En 1985, Olivier obtient « miraculeusement » son baccalauréat littéraire, section A1 à l’époque, grâce à ses notes de français. Il aimerait intégrer Hypokhâgne/Khâgne mais son niveau dans les autres matières est insuffisant. Il rentre alors en Faculté d’Histoire mais il n’y reste que quelques semaines car dans les années 80, la Faculté de Bordeaux est “un chemin de Damas” absolument sinistre et il a le profond sentiment qu’il n’a rien à y faire. Il décide alors de partir en Espagne quelque temps mais ne tarde pas à revenir en France pour entamer des études de Lettres… qu’il interrompt au bout d’un an et demi pour partir vivre au Mexique en 1988. Cette expérience sera fondatrice. Olivier la partage d’ailleurs en partie dans son roman « Ceux qui n’avaient pas trouvé place » paru en 2020 chez Grasset. Quand il rentre en France après ce moment particulier de sa vie, nouvelle désillusion : la Faculté de Lettres de Bordeaux ne lui paraît pas à la hauteur de ce qu’il a vécu Outre-Atlantique. Étant toujours très cinéphile, il va souvent dans un cinéma qui n’existe plus : le Centre Jean Vigot, rue Franklin, en plein centre-ville. Les animateurs du centre finissent par bien le connaître et lui proposent un jour de travailler à mi-temps dans le cinéma en parallèle de ses études. Très vite, cet emploi l’intéresse plus que le reste et il choisit de s’y investir à plein temps. Il va y rester trois ans. Durant cette période, il a mis en place un évènement qui a duré une semaine et qui a été décisif dans sa vie « Les Écrivains font leur cinéma » :
Les débuts d’Olivier dans le monde littéraire à Paris, plusieurs rencontres et moments déclencheurs et beaucoup de portes qui s’ouvrent.
Olivier part ensuite vivre à Paris et trouve rapidement un travail à la Maison des Écrivains, organisme relié au Centre National des Lettres qui s’occupe d’organiser ou de participer à des manifestations littéraires. On lui demande alors de créer une manifestation de littérature latino-américaine pendant le Festival du Film Latino-Américain qui a lieu chaque fin d’été à Biarritz. Pendant trois ans, il fait venir plusieurs grands écrivains comme Gabriel Garcia Marques, Carlos Fuentes, Mario Vargas Llosa. Ce fut une expérience majeure car c’est véritablement comme ça qu’il s’est lancé.

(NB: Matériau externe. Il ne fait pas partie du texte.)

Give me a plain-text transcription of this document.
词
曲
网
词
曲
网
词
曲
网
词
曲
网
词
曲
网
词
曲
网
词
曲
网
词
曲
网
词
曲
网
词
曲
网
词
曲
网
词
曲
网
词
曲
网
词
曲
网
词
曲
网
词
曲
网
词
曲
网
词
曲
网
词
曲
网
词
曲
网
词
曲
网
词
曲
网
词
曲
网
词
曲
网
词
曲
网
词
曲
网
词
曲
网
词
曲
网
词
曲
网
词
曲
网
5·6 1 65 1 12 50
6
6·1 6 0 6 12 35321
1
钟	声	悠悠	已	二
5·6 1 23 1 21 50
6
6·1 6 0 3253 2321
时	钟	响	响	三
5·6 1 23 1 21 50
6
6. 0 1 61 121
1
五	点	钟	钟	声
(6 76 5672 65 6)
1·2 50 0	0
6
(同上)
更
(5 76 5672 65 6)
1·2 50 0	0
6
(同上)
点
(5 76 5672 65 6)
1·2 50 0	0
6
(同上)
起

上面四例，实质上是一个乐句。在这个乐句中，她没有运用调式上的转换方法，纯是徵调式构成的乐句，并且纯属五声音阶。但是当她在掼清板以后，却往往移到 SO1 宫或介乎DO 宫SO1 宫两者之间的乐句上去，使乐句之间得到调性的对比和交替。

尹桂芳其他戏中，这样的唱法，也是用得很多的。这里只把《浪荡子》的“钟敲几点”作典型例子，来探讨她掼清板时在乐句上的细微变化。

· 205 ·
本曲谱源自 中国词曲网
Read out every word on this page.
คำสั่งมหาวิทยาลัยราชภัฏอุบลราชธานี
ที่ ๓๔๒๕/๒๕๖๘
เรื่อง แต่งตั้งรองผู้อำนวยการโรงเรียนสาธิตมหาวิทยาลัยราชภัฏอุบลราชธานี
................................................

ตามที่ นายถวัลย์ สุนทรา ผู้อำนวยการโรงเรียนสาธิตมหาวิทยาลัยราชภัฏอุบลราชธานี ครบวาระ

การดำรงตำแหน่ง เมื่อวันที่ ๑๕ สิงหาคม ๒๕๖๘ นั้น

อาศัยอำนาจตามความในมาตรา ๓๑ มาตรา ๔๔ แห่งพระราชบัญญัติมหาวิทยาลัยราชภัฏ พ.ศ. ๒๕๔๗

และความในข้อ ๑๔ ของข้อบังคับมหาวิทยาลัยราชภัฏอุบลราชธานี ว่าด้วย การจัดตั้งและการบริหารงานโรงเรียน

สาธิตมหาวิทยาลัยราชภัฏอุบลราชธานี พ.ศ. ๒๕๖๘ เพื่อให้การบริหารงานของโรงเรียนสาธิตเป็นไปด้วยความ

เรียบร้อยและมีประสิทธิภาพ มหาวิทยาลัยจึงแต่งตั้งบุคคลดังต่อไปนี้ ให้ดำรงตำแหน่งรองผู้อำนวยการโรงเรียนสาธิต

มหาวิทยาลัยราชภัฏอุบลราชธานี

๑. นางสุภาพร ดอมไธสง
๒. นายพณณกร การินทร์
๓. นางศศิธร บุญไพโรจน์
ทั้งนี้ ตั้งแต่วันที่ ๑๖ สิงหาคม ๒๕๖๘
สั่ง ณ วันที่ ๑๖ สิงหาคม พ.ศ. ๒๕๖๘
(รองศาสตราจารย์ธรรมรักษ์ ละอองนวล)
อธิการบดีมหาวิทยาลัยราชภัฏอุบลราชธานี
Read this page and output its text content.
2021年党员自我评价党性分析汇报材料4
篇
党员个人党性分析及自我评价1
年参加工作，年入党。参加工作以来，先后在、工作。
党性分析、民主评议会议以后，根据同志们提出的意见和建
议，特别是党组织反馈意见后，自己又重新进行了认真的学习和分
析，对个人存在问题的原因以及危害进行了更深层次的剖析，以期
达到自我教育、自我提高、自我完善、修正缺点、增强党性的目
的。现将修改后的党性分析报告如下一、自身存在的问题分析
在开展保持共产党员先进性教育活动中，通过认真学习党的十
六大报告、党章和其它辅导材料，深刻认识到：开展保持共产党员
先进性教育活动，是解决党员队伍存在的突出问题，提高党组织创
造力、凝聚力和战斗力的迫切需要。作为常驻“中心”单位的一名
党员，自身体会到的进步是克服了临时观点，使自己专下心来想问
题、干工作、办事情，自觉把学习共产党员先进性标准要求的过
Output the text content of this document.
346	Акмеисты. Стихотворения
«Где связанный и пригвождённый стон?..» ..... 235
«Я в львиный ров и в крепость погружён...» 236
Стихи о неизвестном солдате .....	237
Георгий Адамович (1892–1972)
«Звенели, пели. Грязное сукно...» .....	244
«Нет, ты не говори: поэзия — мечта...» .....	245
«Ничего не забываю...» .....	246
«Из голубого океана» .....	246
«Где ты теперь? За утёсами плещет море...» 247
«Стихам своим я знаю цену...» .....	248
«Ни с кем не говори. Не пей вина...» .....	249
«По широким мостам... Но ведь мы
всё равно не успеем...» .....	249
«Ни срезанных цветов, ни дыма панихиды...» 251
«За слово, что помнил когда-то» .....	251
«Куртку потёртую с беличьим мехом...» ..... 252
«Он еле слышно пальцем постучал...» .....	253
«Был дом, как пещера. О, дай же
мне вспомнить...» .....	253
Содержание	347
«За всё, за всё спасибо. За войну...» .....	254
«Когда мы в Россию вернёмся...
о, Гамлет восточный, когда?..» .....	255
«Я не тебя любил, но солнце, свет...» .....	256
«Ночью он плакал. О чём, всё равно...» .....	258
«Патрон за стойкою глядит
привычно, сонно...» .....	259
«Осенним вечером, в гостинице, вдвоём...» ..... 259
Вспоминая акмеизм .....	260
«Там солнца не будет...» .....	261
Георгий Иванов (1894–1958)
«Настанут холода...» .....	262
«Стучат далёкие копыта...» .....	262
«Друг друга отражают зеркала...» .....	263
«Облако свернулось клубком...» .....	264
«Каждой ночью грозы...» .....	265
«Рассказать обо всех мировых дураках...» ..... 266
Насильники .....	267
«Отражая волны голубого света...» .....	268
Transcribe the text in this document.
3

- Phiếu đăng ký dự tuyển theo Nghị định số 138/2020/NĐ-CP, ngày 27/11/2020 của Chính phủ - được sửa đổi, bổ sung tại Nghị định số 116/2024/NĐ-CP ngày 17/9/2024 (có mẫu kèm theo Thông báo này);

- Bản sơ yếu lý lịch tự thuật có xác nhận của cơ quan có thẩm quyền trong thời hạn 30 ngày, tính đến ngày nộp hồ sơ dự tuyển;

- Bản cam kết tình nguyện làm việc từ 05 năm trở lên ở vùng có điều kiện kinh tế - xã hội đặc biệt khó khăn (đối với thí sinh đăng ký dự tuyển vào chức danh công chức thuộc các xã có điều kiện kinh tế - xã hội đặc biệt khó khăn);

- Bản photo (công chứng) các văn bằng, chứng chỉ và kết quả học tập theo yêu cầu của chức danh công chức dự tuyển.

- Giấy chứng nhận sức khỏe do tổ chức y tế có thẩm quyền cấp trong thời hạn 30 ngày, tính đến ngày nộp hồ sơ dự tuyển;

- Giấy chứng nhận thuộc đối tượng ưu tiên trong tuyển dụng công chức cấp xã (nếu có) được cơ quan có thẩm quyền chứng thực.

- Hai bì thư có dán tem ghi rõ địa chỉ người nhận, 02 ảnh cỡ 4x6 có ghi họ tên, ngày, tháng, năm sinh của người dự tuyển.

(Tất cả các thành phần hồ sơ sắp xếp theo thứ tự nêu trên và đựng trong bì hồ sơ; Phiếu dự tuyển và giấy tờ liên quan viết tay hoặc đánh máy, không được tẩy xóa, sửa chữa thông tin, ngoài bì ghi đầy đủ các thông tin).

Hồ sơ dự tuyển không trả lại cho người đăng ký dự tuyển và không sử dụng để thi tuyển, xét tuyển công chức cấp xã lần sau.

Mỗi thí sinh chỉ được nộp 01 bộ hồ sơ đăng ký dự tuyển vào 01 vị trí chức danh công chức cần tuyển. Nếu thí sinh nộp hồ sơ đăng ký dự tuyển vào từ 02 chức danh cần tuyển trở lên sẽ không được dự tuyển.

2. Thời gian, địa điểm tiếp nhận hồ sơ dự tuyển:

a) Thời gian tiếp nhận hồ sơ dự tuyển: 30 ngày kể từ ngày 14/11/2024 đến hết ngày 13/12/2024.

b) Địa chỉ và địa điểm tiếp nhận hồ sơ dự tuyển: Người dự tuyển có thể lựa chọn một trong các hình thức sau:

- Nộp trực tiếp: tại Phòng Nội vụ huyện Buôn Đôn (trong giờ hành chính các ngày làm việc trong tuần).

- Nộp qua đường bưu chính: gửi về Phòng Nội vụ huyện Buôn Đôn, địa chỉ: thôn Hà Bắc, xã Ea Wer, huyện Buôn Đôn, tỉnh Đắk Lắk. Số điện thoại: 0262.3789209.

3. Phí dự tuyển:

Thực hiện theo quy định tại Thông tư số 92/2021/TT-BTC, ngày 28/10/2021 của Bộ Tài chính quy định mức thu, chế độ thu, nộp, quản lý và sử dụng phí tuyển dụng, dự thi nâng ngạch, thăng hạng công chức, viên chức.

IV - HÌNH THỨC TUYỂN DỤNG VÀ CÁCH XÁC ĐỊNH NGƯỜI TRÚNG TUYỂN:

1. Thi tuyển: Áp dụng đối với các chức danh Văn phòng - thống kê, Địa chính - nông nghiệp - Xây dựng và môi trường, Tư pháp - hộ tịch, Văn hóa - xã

Quelques années passent et Olivier sent qu’il est temps pour lui de rentrer à Bordeaux et regagne son appartement rue du Jardin Public. Il avait gardé contact avec les gens avec lesquels il s’était lié d’amitié ou avec qui il avait une complicité professionnelle donc il a pu vite trouver des repères. Une opportunité qui changera sa vie ne tarda pas à se présenter :
Puis, en 2007 , Olivier remporte le Prix Hennessy du Journalisme Littéraire, unique prix littéraire décerné à un critique littéraire en France. C’est la première fois qu’un journaliste de presse quotidienne régionale le remporte dès le premier tour et coiffe au poteau des critiques littéraires très connus à l’époque. Le milieu se demandait d’où sortait ce type de Bordeaux ! Un fait d’arme supplémentaire qui lui ouvre beaucoup de portes.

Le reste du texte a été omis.